Cause: Mechanical trauma or pathological muscle contractions during a seizure or electrical accident are the main causes of this type of PGHI.

Clinical presentation: Depending on the degree of secondary osteoarthritis, a variable clinical presentation can be observed. Symptoms mostly include pain and limited motion especially concerning external rotation. Owing to excessive posterior humeral head translation, the shoulder contour is changed in some patients featuring a prominent coracoid tip. In the case of a chronic locked dislocation, external rotation is often severely reduced or even blocked while internal rotation and elevation are sometimes preserved to a certain extent.

Imaging:

  1. 1.

    Standard radiographs depict a posterior subluxation or locked dislocation (true AP and axillary view), show signs of bony humeral (reverse Hill–Sachs lesion), or glenoid defects and allow one to analyze the degree of secondary osteoarthritis.

  2. 2.

    CT imaging allows for exact evaluation of bony humeral and glenoid defects, posterior humeral head translation, as well as degenerative changes.

  3. 3.

    MRI helps to identify tendon tears, cartilage damage, and labral defects in addition to posterior humeral head translation and to a lesser degree the extent of bony defects

Treatment:

1.:

Planned open reduction and surgical treatment including restoration of the articulating surfaces combined with soft-tissue balancing in order to avoid recurrence of posterior humeral head migration are recommended.

d.:

Chronic locked reverse Hill–Sachs lesion: Bone grafting represents the joint-preserving treatment of choice [9] while rotational osteotomy remains a secondary option [17]. In cases of advanced osteoarthritis and advanced patient age, anatomical arthroplasty can be performed [36]; however, if soft-tissue balancing is not achievable in long-standing locked situations, a more constrained prosthesis design in terms of reverse shoulder arthroplasty must be considered.

e.:

Posterior glenoid bone defects: Joint-preserving options include posterior bone block procedures [32] and posterior open-wedge glenoid osteotomy [28]. Depending on the degree of posterior glenoid bone loss and the achievability of soft-tissue balancing [12] either anatomical or reverse arthroplasty can be considered in older patients and cases of advanced osteoarthritis.

2.:

Skillful neglect represents a treatment option in case where the patient is not cleared for surgery.

Conclusion

The ABC classification offers a simple yet comprehensive classification of PGHI with clear distinction criteria and therapeutic relevance. It thereby provides an additional tool with which to further improve the understanding, correct diagnosis, and choice of therapy when treating patients with posterior shoulder instability.

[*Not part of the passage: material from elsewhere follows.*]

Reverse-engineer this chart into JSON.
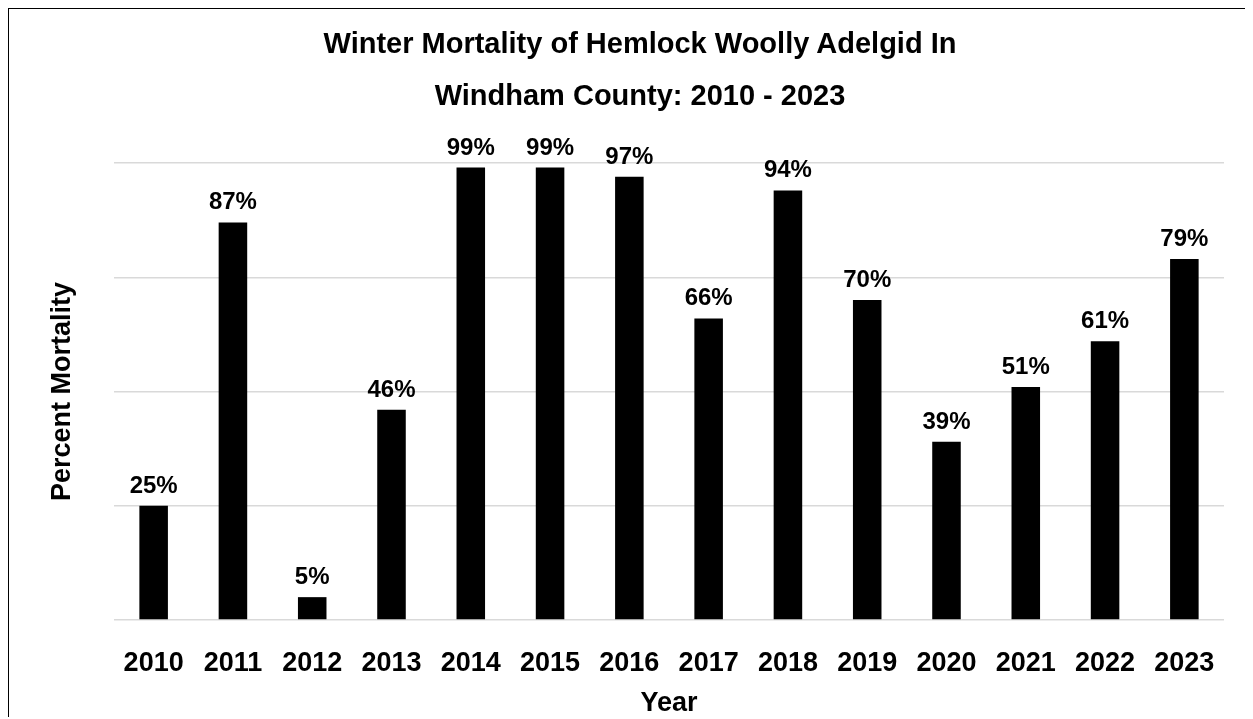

The groups A, B, and C describe groups of PGHI with differing nature of pathology (first-time, dynamic, or static) and the subtypes further differentiate these groups in terms of their pathomechanism and provide a guideline in the choice of appropriate treatment. In general, the different subtypes can overlap or even co-exist (e. g., functional [B1] and structural [B2] dynamic PGHI). Additionally, the progression from one group or subtype to another is possible over time. A first-time dislocation (A2) might turn into a structural dynamic PGHI (B2) and if not adequately treated develop into an acquired static PGHI (C2) due to repetitive dislocations and progressive degenerative changes. Finally, the combined occurrence of AGHI and PGHI in terms of a bidirectional or multidirectional instability can also be observed in rare cases.

While a conservative treatment attempt is warranted in most patients with Type-1 PGHI including first-time posterior subluxation (A1), functional dynamic PGHI (B1), and constitutional static PGHI (C1), surgical treatment should be considered on an individual basis in patients with Type-2 PGHI including first-time posterior dislocation (A2), structural dynamic PGHI (B2), and acquired static PGHI (C2). Of course, the necessity of surgical treatment depends on the extent of the structural defects, severity of symptoms, chronicity, as well as patient-specific functional demand, age, and health status. Nonetheless, the ABC classification represents a guideline for the generally recommended type of treatment.